Também não pretendo mudar alguma coisa em mim, não só porque já não vou a tempo, mas também porque me entendo muito bem com esta coisa que sou eu: não quero ser mais compreensiva, nem mais piedosa, nem mais humana, sob pena de me transformar numa ameba proteus, ou num rato. Foi precisamente o passar do tempo, a idade, a experiência, a capacidade para interpretar os sinais que a vida nos dá, ou sei lá o quê, que me ensinaram que há uma linha que separa a bondade da imbecilidade, que responde pelo nome de manipulação emocional.
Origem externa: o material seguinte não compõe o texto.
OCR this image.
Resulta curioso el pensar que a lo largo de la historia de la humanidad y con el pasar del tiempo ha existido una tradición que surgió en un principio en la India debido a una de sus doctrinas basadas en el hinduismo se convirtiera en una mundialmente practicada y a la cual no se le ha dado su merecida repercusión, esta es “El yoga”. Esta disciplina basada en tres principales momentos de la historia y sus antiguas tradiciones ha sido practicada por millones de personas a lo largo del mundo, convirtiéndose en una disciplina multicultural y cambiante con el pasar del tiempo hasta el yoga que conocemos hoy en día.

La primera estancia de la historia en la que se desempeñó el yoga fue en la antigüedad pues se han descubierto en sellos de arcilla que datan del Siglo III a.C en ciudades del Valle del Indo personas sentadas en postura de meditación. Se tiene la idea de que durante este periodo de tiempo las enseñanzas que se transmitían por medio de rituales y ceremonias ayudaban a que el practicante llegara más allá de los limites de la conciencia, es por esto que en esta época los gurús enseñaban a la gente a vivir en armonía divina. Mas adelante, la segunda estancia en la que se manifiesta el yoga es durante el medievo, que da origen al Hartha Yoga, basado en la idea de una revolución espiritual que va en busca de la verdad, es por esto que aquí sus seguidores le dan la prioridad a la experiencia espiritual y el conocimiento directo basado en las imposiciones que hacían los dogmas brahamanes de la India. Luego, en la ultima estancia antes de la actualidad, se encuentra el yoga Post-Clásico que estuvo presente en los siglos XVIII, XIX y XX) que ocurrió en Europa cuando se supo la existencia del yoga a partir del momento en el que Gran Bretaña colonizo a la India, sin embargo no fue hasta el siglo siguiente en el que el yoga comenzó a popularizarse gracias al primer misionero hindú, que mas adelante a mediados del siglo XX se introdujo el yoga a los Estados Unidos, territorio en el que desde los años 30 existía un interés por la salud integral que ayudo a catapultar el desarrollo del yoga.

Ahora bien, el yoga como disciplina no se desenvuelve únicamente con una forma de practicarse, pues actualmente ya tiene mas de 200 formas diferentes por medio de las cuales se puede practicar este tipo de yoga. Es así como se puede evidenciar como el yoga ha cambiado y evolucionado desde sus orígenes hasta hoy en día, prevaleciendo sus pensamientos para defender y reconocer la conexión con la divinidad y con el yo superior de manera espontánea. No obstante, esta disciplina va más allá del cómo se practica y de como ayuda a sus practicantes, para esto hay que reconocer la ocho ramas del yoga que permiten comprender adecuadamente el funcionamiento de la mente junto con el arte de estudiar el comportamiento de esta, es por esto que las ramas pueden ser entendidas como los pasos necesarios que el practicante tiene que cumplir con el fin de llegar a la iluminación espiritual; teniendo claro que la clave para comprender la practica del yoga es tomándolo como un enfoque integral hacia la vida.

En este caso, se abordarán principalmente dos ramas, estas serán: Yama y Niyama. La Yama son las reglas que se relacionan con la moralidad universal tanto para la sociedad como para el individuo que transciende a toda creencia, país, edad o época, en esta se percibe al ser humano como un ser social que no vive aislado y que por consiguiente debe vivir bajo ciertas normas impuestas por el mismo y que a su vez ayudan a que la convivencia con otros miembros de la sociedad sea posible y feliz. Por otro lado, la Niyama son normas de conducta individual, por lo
Ainda assim, tenho os meus momentos de fraqueza, dou sangue três vezes por ano, vai quase um litro e meio dele a cada ano que passa, contribuo todos os dias para a vacinação de uma criança vírgula qualquer coisa, alombo com sacos e sacos de comida cada vez que me entregam um vazio à porta do supermercado, atravesso velhinhos e cegos, beijo com os olhos todas as crianças que me sorriem e mesmo as que não, cuido dos meus animais com um desvelo devoto (mesmo daquela que me odeia e só não me devora as tripas se não me apanhar a jeito), mas já não papo números e fujo a sete pés, ou quantos tiver nesse dia, de chatos e cravas e sanguessugas e chantagistas da pedincha. Mesmo assim, ainda me apanham na curva, quando menos espero, quando menos posso, por isso acho que ainda não construí capazmente um jogo de cintura, embora reconheça que o que me dava mesmo jeito era uma varinha de condão que lhes fizesse pluft e mos eclipsasse do radar.
Também não pretendo trabalhar mais, porque isso já faço: tenho um trabalho ingrato, mas gratificante, pago à razão de miséria, mas que me enche de alguma coisa, que há-de ser a porcaria que significa dever cumprido.
Nem faço ideia de ler mais, porque leio pouco para o que devia, embora não conheça o significado desse conceito: a leitura tem que ser algo que nos gratifique, que nos ponha a viajar, que nos ensine, quanto mais não seja a escrever. Tudo coisas de que não preciso, portanto. De resto, não posso ler mais do que leio, pois entro no ritmo da escrita de quem escreve, e vejo-me ensarilhada para não começar a copiar o estilo, e isso é muito feio. 
Nos próximos trezentos e sessenta e quatro, nos próximos quatrocentos, nos próximos mil? Vou continuar a dançar, a amar e a providenciar pela felicidade dos meus — onde se incluem duas gatas e dois passarinhos —, não necessariamente por esta ordem, nem necessariamente nas mesmas doses. Não quero mais nada para 2018. Nem de 2018.